Quando siamo stati solo a girare in montagna erano sempre insieme, bisticciavano. Lei lo trattava male. Anche al di fuori. Anche al di fuori lo prendeva in giro, lo bullizzava, gli si arrotava. Quindi si è creato questo mondo, ma lei lo adora, cioè si adorano.

Ma si adorano proprio che anche durante il set si sono commossi vedendo una scena di uno dell’altro. Quindi è nata un po’ questa magia qua, una magia che io mi sento di dire che ho incanalato sicuramente. Perché appunto sono attori giovani, sono attori ancora, diciamo, vergini da questo mondo un po’ ogni tanto complesso. Quindi mi piaceva.

Quindi quello che si vede poi sullo schermo è anche tanto frutto del back di quello che è stato fuori prima e anche durante. E’ nato un bellissimo rapporto di amicizia tra di loro.

Infatti si vede proprio la sintonia fra i due attori. Poi anche la location l’ho trovata molto suggestiva, soprattutto perché da proprio l’idea del paese abbandonato. Un po’ come i protagonisti pure sono abbandonati a loro stessi. Com’è avvenuta la scelta della location? E soprattutto un’altra cosa che secondo me è molto azzeccata è ambientarlo durante il Natale, che appunto è un periodo in cui bisognerebbe farsi del bene, diciamo. Quindi com’è avvenuto tutto questo? 

Il paesino è un paesino che conosco da sempre. Un paesino, un’ex miniera, un’ex paesino minerario. Un paesino che vent’anni fa, trent’anni fa aveva 15.000 abitanti e adesso ne ha 200. Quindi tu arrivi, c’è queste case che ospitavano un sacco di gente e adesso non c’è più nessuno.

E quindi è un paese che diciamo ci cimi ad alcuni di noi, diciamo, della troupe, del mondo, del nostro film. Un paese che ci appassionava molto. Quindi l’idea di fare un film lì è da un bel po’.

Quindi questo è stato un elemento, facciamo un film e ambientiamolo lì. Ambientiamolo con la neve, perché la neve in tutto il mondo, quando la neve cade dà quella sensazione di grande pace.
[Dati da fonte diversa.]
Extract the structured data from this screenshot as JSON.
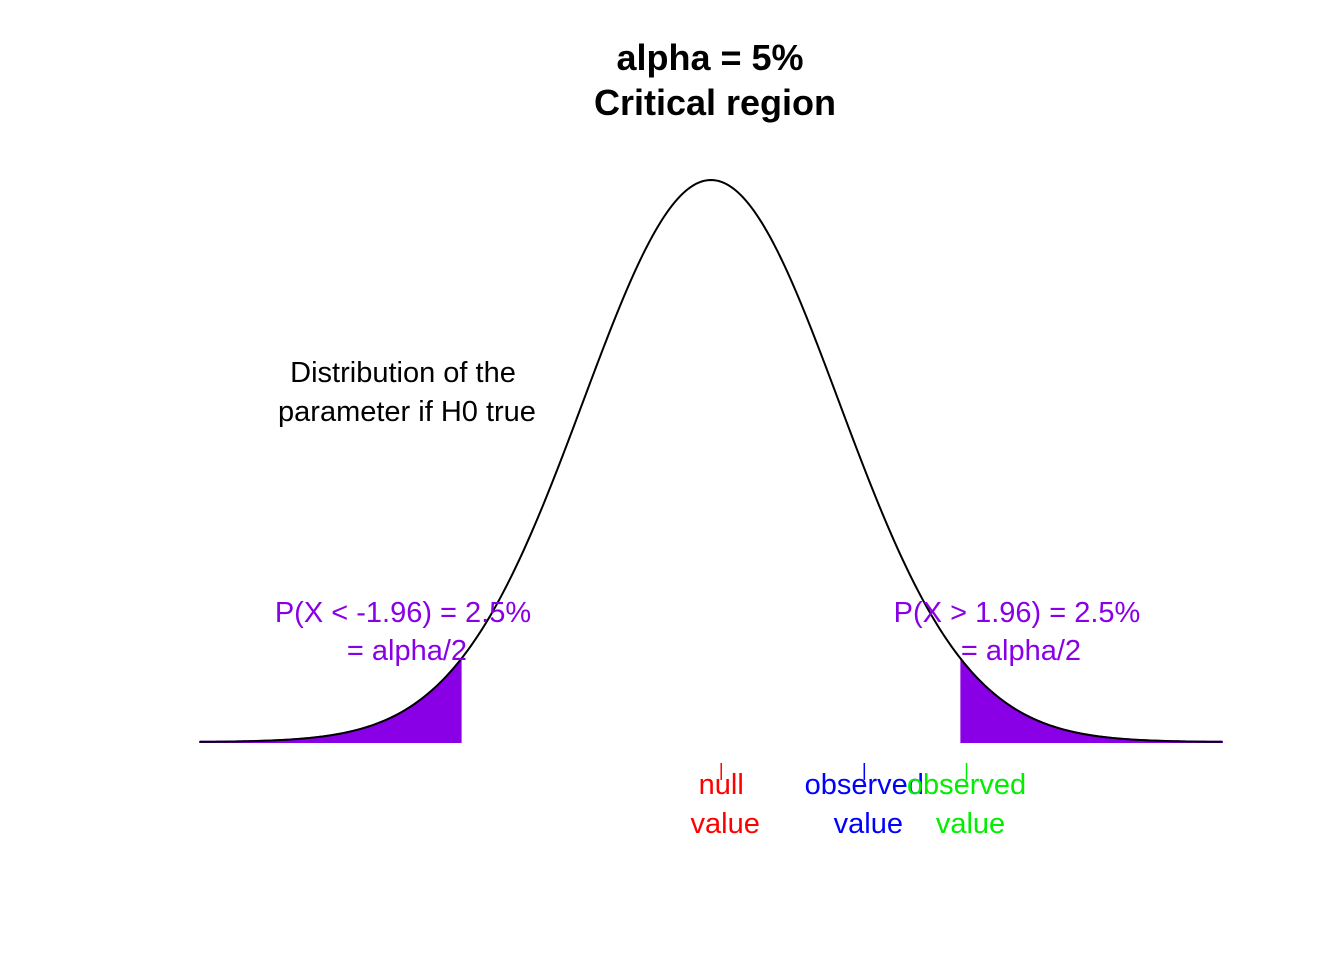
{
  "chart_data": {
    "type": "area",
    "title_line1": "alpha = 5%",
    "title_line2": "Critical region",
    "xlim": [
      -4,
      4
    ],
    "curve": {
      "distribution": "normal",
      "mean": 0,
      "sd": 1,
      "color": "#000000"
    },
    "critical_values": [
      -1.96,
      1.96
    ],
    "shade_color": "#8a00e6",
    "annotations": {
      "distribution_line1": "Distribution of the",
      "distribution_line2": "parameter if H0 true",
      "left_tail_line1": "P(X < -1.96) = 2.5%",
      "left_tail_line2": "= alpha/2",
      "right_tail_line1": "P(X > 1.96) = 2.5%",
      "right_tail_line2": "= alpha/2"
    },
    "markers": [
      {
        "name": "null",
        "x": 0.08,
        "line1": "null",
        "line2": "value",
        "color": "#ff0000"
      },
      {
        "name": "observed-blue",
        "x": 1.2,
        "line1": "observed",
        "line2": "value",
        "color": "#0000ff"
      },
      {
        "name": "observed-green",
        "x": 2.0,
        "line1": "observed",
        "line2": "value",
        "color": "#00ee00"
      }
    ]
  }
}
Invece lì, in quel posto neanche la neve, diciamo, aiutava a smussare gli spigoli. E il Natale, sì, anche quello rappresentava mettere nel calderone anche questo elemento, per creare un ulteriore contrasto.

Il Natale lo si ama quando si è bambini. Poi c’è un periodo di adolescenza in cui lo si rifiuta e poi io sono diventato padre e ho cominciato a godere il Natale attraverso gli occhi di mio figlio e mi sono rinnamorato del Natale. E il Natale esponenzializza i sentimenti, se sei felice a Natale sei ancora più felice, se sei solo a Natale sei ancora più solo. E quindi l’idea era provare a mettere tutti questi elementi così forti all’interno dello stesso film e vedere, come dicevo prima, shakerarli, lanciarli e dire boh, vediamo cos’è venuto fuori.

Però proprio, sì, mettere elementi a contrasto perché credo che il contrasto sia la base per ogni storia, insomma. Se il filo è teso c’è più facilità che la gente si appassioni alla storia. Quindi ho messo tutti elementi che vanno a contrasto, insomma anche questa musica classica, che dà su alcuni tipi di scene.

Ho cercato di mescolare tutto questo senza darmi troppe risposte mentre lo facevo e adesso sto cominciando a raccogliere un po’ di sensazioni. Però ecco, così è nato il progetto.